Unterwegs.

„Wir haben hier fünf Etagen“, sagt der freundliche Mitarbeiter an der Rezeption und zeigt auf eine Wendeltreppe. Ich schaue entsetzt, denn ich bin Orientierungslegastheniker. Das erste Mal in meinem Leben ging ich mit vier Jahren im Urlaub in Bulgarien verloren und musste von der Polizei gesucht werden. Auch in Dänemark bin ich schon abhanden- und nicht am Zielbahnhof angekommen, auch hier wurde die Polizei eingeschaltet (da war ich keine vier sondern volljährig).

Die große Schwester meines schicken Spas, das ich heute für einen Kosmetiktermin aufsuche, ist prädestiniert für mich, sozusagen ein Labyrinth on surprise. „Ich bin Orientierungslegastheniker“, sage ich zum Rezeptionisten, ohne weiter auszuholen, er hat mein entsetztes Gesicht korrekt gedeutet, lächelt freundlich und beschliesst, mich zur Damenumkleide zu bringen und mir die Wege zur Kosmetik und zum Pool direkt zu zeigen. Das finde ich sehr aufmerksam. Die Damenumkleide ist riesig: während ich in „meinem“ Spa den Spind Nummer 1 nutze, laufe ich hier von einem Raum in den nächsten, vorbei an Spind Nummer 167, 220, 300…die große Schwester meines kleinen Spas ist wirklich groß. Hauptsache, ich finde die Toiletten, denke ich. Und meinen Spind auf dem Rückweg, dessen Nummer ich vorsichtshalber in mein Handy tippe.
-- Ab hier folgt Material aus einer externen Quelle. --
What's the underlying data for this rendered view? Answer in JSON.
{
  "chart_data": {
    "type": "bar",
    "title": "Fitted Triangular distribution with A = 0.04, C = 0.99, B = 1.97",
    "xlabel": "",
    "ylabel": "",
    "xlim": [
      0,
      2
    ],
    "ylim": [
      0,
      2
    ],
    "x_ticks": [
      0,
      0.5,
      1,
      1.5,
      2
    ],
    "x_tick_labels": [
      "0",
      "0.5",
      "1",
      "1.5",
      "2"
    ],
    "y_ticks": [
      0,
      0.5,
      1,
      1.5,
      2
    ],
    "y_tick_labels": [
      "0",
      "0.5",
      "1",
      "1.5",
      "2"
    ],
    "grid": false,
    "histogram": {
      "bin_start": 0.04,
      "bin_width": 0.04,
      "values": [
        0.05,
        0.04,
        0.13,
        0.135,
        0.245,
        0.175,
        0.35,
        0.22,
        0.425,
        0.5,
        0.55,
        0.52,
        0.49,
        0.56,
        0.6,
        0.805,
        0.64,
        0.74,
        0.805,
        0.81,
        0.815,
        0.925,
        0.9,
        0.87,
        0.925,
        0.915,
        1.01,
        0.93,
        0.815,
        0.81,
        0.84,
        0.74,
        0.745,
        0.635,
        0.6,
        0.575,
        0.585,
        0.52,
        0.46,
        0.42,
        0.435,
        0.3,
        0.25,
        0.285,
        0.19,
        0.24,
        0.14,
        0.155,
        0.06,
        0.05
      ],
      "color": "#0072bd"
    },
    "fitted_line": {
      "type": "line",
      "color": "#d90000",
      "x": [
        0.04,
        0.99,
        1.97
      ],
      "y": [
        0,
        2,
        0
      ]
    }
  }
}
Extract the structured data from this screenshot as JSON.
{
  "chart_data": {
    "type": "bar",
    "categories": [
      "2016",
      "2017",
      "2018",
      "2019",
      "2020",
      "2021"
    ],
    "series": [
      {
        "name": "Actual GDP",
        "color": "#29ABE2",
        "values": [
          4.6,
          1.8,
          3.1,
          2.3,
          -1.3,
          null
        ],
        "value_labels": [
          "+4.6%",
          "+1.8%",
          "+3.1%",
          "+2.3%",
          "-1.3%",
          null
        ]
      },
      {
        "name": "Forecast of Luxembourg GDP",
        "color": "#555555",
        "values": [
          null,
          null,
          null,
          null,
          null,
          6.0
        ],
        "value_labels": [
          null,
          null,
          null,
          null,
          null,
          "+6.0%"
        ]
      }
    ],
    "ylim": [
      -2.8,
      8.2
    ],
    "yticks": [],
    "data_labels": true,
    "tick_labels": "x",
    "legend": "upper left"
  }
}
Ich mache mich auf den Weg Richtung Saunabereich, wo ist eigentlich der große Pool (eine Wendeltreppe tiefer) und wo die Tür, die mich wieder Richtung Kosmetikbereich bringen soll (am Ende der drölfzig kleinen Becken und Saunen), auch hier erbarmt sich ein Mitarbeiter und bringt mich in den von mir gewünschten Bereich.

Ich bin gestresst. Das ist ungefähr das, was man nicht erwartet, wenn man seinen freien Tag in einem schicken Spa verbringt. Im Kosmetikbereich erwartet mich die übliche meditative Musik mit Gongtönen. Angenehm ist die Stunde, denn wirklich zu reinigen gibt es in meinem Gesicht nichts, also keine Qual sondern Masken und Massagen.

Ich vergesse nicht zu fragen, wo es Richtung Umkleiden geht, denn schwimmen möchte ich hier auch. Ich finde meinen Spind, ziehe meine Badesachen an, gehe zu den Duschen, finde die Tür zum Saunenbereich und sogar die Wendeltreppe, die Richtung großen Pool führt, und bin jetzt doch ein bisschen stolz, das ich es so weit geschafft habe. Ich ziehe meine Bahnen, dort drüben zanken sich zwei Männer, dahinten liegt einer längs auf einem Sofa, ein Pärchen knutscht im Pool, und eine schlecht schönheitsoperierte und gebotoxte Mitstreiterin aus meinem kleinen Spa, das diese Woche den Schwimmbereich wartet, ist hier auch zugegen.

Schick ist es hier, wenn auch viel zu groß, denke ich, aber hier haben sie wirklich alles. Ich schaue mich suchend um. Alles? Nicht ganz alles. Den Swimsuit Dryer, den ich letzte Woche in meinem kleinen Spa entdeckt habe, den gibt es hier nicht. Und den, den finde ich zielstrebig wieder, auf meinem Weg, in meinem Spa.